Sean McGinly


I once read an interview with the screenwriter and director David Koepp where he was asked if a writer should spend a great deal of time at parties trying to make contacts.  I loved his answer, which was something along the lines of, “I can’t think of a bigger waste of time.”  There’s the saying, “It’s all about who you know”.  I suppose there’s some truth to that but it’s less true for writing than it is for other professions in my opinion.  No matter who you know, at the end of the day your script has to be great or it’s going to get passed over. A lot of good scripts get ignored but great scripts seem to find their way eventually, just because they’re so rare.  Writers should be spending their time writing and trying to come up with a piece of material that has an urgency, that is so good it can’t be ignored. 

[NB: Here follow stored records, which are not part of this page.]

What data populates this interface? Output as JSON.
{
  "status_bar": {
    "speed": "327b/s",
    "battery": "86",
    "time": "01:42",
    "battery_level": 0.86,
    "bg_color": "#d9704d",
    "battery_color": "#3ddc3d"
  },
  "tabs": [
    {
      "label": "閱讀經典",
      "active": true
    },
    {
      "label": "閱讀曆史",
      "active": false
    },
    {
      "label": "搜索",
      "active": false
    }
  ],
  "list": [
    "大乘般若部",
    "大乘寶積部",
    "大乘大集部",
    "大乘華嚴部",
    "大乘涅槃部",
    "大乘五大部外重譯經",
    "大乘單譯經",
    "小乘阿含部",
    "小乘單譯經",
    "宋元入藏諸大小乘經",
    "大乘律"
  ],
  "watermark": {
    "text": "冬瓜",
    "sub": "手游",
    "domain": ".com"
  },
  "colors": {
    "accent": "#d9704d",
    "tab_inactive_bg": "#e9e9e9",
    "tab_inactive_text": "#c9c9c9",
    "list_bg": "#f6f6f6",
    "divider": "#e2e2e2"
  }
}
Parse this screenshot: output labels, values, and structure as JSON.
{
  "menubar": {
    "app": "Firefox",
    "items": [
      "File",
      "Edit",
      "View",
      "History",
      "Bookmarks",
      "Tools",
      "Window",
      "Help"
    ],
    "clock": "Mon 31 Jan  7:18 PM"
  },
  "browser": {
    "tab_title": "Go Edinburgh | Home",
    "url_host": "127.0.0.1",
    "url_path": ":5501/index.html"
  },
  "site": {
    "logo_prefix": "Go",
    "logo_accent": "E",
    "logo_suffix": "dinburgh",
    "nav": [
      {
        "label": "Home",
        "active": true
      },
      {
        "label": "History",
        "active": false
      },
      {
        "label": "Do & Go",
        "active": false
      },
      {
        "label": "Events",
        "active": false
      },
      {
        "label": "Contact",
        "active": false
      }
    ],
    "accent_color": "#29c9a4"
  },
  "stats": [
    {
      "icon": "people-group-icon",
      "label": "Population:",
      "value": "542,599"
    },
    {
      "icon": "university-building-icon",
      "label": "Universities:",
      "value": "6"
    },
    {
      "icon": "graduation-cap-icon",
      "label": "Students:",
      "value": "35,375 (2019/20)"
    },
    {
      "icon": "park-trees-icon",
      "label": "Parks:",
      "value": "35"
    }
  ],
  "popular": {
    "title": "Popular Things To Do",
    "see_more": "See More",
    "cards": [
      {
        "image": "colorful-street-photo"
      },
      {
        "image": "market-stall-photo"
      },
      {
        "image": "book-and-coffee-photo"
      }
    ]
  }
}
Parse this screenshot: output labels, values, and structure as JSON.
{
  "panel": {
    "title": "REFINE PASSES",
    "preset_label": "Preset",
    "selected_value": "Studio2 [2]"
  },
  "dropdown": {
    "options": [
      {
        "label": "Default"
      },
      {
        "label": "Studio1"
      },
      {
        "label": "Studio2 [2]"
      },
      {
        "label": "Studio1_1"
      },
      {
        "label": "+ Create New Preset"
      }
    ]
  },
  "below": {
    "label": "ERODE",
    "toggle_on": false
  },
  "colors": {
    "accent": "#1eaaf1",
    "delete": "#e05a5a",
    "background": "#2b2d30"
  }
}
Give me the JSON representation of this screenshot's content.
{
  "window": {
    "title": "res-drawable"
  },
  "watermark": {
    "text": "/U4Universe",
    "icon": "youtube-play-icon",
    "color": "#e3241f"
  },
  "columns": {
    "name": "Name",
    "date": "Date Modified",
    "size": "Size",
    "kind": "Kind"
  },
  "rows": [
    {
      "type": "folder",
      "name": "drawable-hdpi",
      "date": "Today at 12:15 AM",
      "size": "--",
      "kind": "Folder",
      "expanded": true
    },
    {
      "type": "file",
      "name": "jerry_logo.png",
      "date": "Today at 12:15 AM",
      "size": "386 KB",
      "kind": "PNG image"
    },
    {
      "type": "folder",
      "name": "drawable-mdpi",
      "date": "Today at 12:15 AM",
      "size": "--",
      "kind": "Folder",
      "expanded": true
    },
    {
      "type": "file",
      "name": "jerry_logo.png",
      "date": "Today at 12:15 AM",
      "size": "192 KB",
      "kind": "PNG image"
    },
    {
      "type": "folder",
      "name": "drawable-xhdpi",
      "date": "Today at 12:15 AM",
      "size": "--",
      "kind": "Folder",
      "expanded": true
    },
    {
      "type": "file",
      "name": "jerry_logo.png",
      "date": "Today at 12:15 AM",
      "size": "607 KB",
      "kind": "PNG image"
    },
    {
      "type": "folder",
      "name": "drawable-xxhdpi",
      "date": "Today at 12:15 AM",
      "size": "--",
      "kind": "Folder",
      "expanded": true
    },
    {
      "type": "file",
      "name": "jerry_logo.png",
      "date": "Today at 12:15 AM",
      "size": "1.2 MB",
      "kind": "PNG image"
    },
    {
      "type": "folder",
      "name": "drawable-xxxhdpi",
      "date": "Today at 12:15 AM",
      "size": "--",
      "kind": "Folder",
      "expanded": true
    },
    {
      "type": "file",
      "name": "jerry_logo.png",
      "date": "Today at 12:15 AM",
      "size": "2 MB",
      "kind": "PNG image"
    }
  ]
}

But, it’s hard sitting by yourself in a room trying to write something great and it’s fun going to parties.  Furthermore, one thing that every writer does is rationalize that whatever time wasting activity they’re engaging in, to distract them from how hard and lonely writing can be, is actually just part of the job.  So, writers will go to parties but call it “networking”.  You feel a lot less guilty at parties if you’re able to convince yourself that you’re not having your 5th drink and talking to the cute girl who may or may not be wearing underwear because you enjoy this sort of thing.  This is work, the kind of work that writers must do as part of a larger career plan.

Parties have never been a problem for me.  I hate them.  I’ve found that most - though not all - of the good writers I know aren’t great at parties.  They aren’t much for small talk and either spend most parties alone or with one or two other people having hours long conversations about Eric Rohmer that they could just as easily have had by themselves on the phone.  These types, of which I am one, are the more misanthropic, hermit sort who would probably be home alone most of the time even if they weren’t writers.  But the nerds aren’t out of the woods either.  Writers like us get waylaid by another distraction that is called “research”.

This one is a little easier to pull off than going to parties. The word, “research” sounds important and carries with it images of serious looking men and women pouring over documents and tiredly running their hands through their hair. Plus, writers must do research. We find ourselves drawn to settings and historical eras that we don’t know much about. Time must be spent, books must be read, occasionally trips must be taken and interviews conducted to gain a greater familiarity with Byzantium or the world of underground sex clubs.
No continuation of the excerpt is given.